W momencie powstawania tego tekstu walki trwały w kilku niewielkich miejscowościach, rosyjscy ochotnicy informowali o przejęciu kontroli nad kilkoma pogranicznymi wioskami (zaznaczone na mapce na czerwono). Towarzyszył temu zmasowany atak ukraińskich dronów, które poleciały do Biełgorodu (uderzyły w główną siedzibę gubernatora), Kurska, Tuły, Woronieża i nawet okolic Moskwy. Do pożarów doszło w magazynach z paliwem w obwodach orłowskim i niżnonowogrodzkim. Z kolei w obwodzie iwanowskim rozbił się rosyjski samolot transportowy Ił-76. Kilkanaście osób zginęło, we wtorek do wieczora władze rosyjskie nie podawały jeszcze przyczyn katastrofy.

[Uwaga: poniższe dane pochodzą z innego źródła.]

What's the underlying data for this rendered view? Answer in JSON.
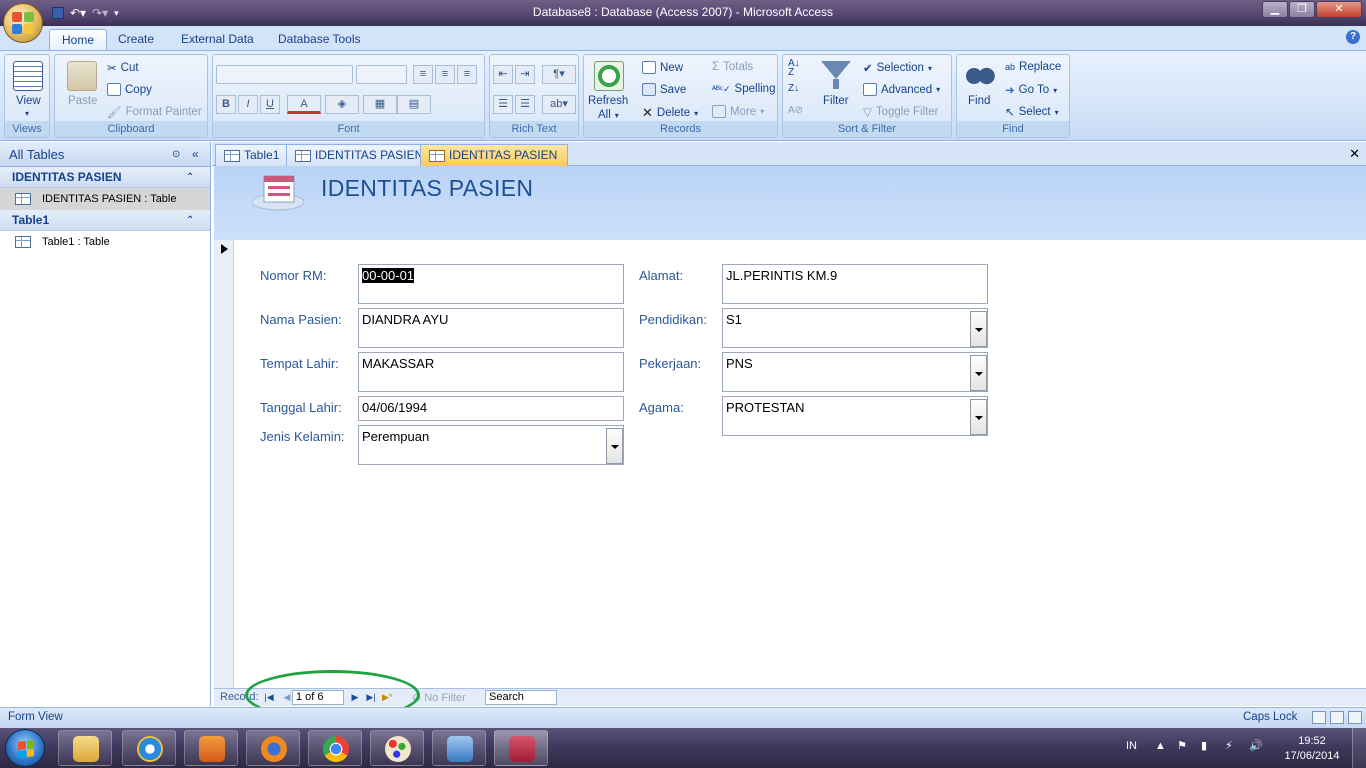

Walki na granicy Rosji i Ukrainy

Rosyjski resort obrony potwierdził „próbę przedarcia się przez granicę” jednocześnie w czterech różnych miejscach, ale przekonywał, że „wszystkie ataki zostały odparte”. Rosyjska Federalna Służba Bezpieczeństwa (odpowiada za ochronę granic) we wtorek informowała, że „zniszczono ponad stu przeciwników, sześć czołgów, francuską haubicoarmatę Caesar oraz dwadzieścia wozów opancerzonych”. FSB nie przedstawiła na to dowodów, tymczasem rosyjscy ochotnicy publikowali nagrane z dronów filmiki zniszczonych transporterów i uciekających rosyjskich żołnierzy. Zareagował nawet rzecznik Kremla Dmitrij Pieskow i przekonywał rodaków, że rosyjscy żołnierze „robią wszystko, co trzeba”. A o tym, że na pograniczu ukraińsko-rosyjskim sytuacja jest napięta, świadczy chociażby decyzja władz pobliskiego Kurska. Odwołano tam wszystkie lekcje w szkołach do 15 marca (wprowadzono zdalne nauczanie).

Czytaj więcej

Ukraińskie drony atakują Biełgorod. Dron wpadł do ratusza, są ranni

Co się wydarzyło we wtorek w obwodach kurskim i biełgorodzkim?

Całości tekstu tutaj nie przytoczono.